Medical expenses, vehicle repairs or replacement as well as property damage due to accidents with a professionally used car. If you and your second shooter have a car accident on the way to a photoshoot, you can count on your commercial auto insurance to cover your vehicle repairs, as well as the cost of repairs, damage to property and other party’s body injuries.
Many insurers offer general liability and commercial property insurance in a bundle known as a Business Owner Policy, or BOP. Insurance providers such as Next can also customize insurance packages for you and offer discounted rates for multiple policy purchases.
How do I get photo business insurance?
Here are a few simple steps to take when taking out public liability insurance:
1. Find out which insurance you need – and how much
If you photograph events as a sole proprietorship on the side, you don’t need as much insurance coverage as a full-fledged studio with 20 employees and freelance photographers.
For part-time freelancers, some insurers offer policies that protect you on a per-event basis rather than requiring a monthly or annual commitment.
2. Get multiple quotes and compare insurance plans
3. Buy your insurance package and keep your policies updated
Read the fine print in your policy so you know how and when you are covered. For example, you might want protection if your equipment is stolen, but not all insurers offer this as part of their public liability insurance.
You can set up calendar notifications to remind yourself when it is time to renew your insurance policy to make sure your coverage doesn’t accidentally expire.
How much does professional liability insurance for photographers cost?

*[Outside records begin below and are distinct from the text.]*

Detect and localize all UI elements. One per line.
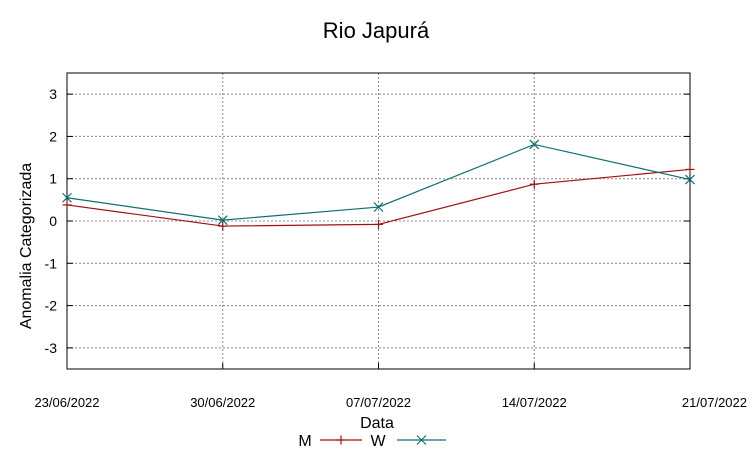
data-point-w xyxy=(217,215,228,226)
plot-frame xyxy=(66,72,691,370)
x-tick-label: 07/07/2022 xyxy=(346,395,411,410)
x-axis-label: Data xyxy=(360,415,394,432)
data-point-w xyxy=(529,139,540,150)
chart-title: Rio Japurá xyxy=(323,18,430,43)
x-tick-label: 23/06/2022 xyxy=(34,395,99,410)
x-tick-labels: 23/06/2022 30/06/2022 07/07/2022 14/07/2022… xyxy=(34,395,747,410)
y-tick-label: -2 xyxy=(45,298,58,314)
legend-label-m: M xyxy=(298,433,311,450)
x-tick-label: 14/07/2022 xyxy=(502,395,567,410)
x-tick-label: 30/06/2022 xyxy=(190,395,255,410)
y-tick-label: -3 xyxy=(45,340,58,356)
data-point-w xyxy=(62,192,72,203)
legend-marker-w xyxy=(416,435,427,445)
y-tick-label: -1 xyxy=(45,255,58,271)
y-tick-label: 1 xyxy=(49,171,57,187)
data-point-w xyxy=(685,174,695,185)
data-point-w xyxy=(373,202,384,212)
series-group xyxy=(62,139,695,231)
y-tick-labels: 3 2 1 0 -1 -2 -3 xyxy=(45,86,58,356)
y-tick-label: 2 xyxy=(49,128,57,144)
y-tick-label: 0 xyxy=(49,213,57,229)
y-tick-label: 3 xyxy=(49,86,57,102)
y-axis-label: Anomalia Categorizada xyxy=(18,163,35,329)
x-tick-label: 21/07/2022 xyxy=(682,395,747,410)
legend-label-w: W xyxy=(370,433,386,450)
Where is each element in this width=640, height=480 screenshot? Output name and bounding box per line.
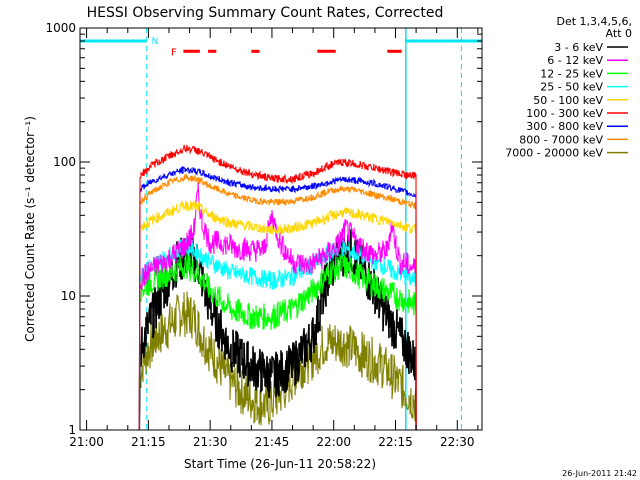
- series-line: [138, 166, 417, 431]
- legend-entry-label: 800 - 7000 keV: [519, 133, 603, 146]
- x-tick-label: 22:00: [316, 435, 351, 449]
- x-tick-label: 21:15: [131, 435, 166, 449]
- flare-label: F: [171, 47, 177, 58]
- x-tick-label: 22:15: [378, 435, 413, 449]
- x-tick-label: 21:45: [255, 435, 290, 449]
- series-line: [138, 200, 417, 431]
- legend-entry-label: 6 - 12 keV: [547, 54, 603, 67]
- series-line: [138, 181, 417, 431]
- plot-frame: [79, 27, 483, 431]
- legend-entry-label: 12 - 25 keV: [540, 67, 603, 80]
- legend-entry-label: 100 - 300 keV: [526, 107, 603, 120]
- y-tick-label: 1000: [45, 21, 76, 35]
- legend-entry-label: 25 - 50 keV: [540, 81, 603, 94]
- axes: 21:00 21:15 21:30 21:45 22:00 22:15 22:30 1 10 10…: [45, 21, 482, 449]
- observing-overlays: NF: [80, 28, 482, 430]
- x-tick-label: 21:30: [193, 435, 228, 449]
- series-layer: [138, 144, 417, 431]
- series-line: [138, 253, 417, 431]
- legend-header: Att 0: [606, 27, 632, 40]
- chart-title: HESSI Observing Summary Count Rates, Cor…: [87, 5, 444, 21]
- y-axis-label: Corrected Count Rate (s⁻¹ detector⁻¹): [23, 116, 37, 342]
- legend-header: Det 1,3,4,5,6,: [556, 15, 632, 28]
- legend-entry-label: 3 - 6 keV: [554, 41, 603, 54]
- series-line: [138, 173, 417, 431]
- legend-entry-label: 7000 - 20000 keV: [505, 147, 603, 160]
- x-tick-label: 22:30: [440, 435, 475, 449]
- series-line: [138, 144, 417, 431]
- y-tick-label: 1: [68, 423, 76, 437]
- footer-date: 26-Jun-2011 21:42: [562, 469, 637, 478]
- x-tick-label: 21:00: [69, 435, 104, 449]
- night-label: N: [152, 37, 159, 47]
- x-axis-label: Start Time (26-Jun-11 20:58:22): [184, 457, 376, 471]
- y-tick-label: 100: [53, 155, 76, 169]
- legend-entry-label: 300 - 800 keV: [526, 120, 603, 133]
- legend-entry-label: 50 - 100 keV: [533, 94, 603, 107]
- y-tick-label: 10: [61, 289, 76, 303]
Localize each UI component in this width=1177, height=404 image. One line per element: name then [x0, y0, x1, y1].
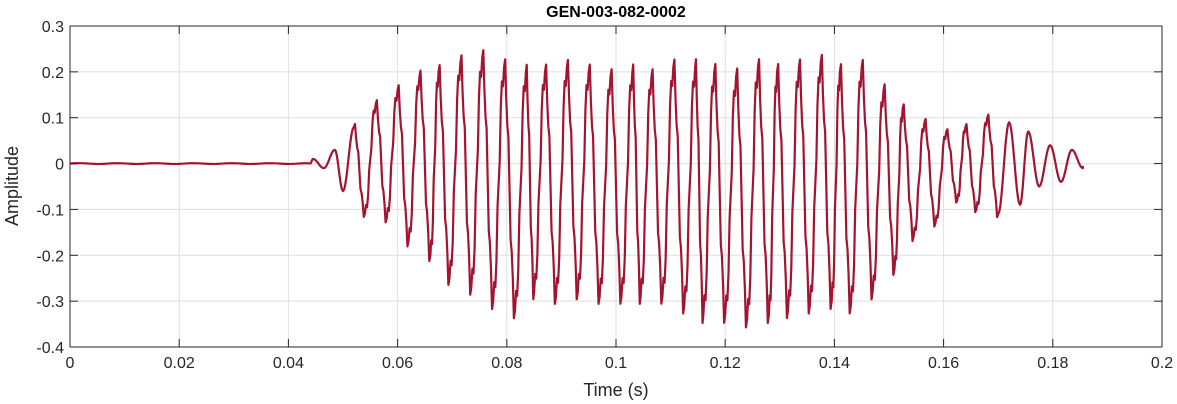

The price of photo business insurance can vary significantly depending on the policies you choose, the amount of coverage you have, the size of your business, the number of people you employ, and your location.
But in general, photography and videography are relatively low-risk occupations. Your insurance premiums shouldn’t cost as much as someone working in a more dangerous industry like construction.
Photographers and videographers who bundled general liability and public liability insurance under a BOP through the insurance marketplace Insureon paid an average of $ 521 per year, or about $ 43 per month, according to its website.
As with any major decision, be sure to get a few quotes from different insurers to ensure you are buying the best plan for your individual needs.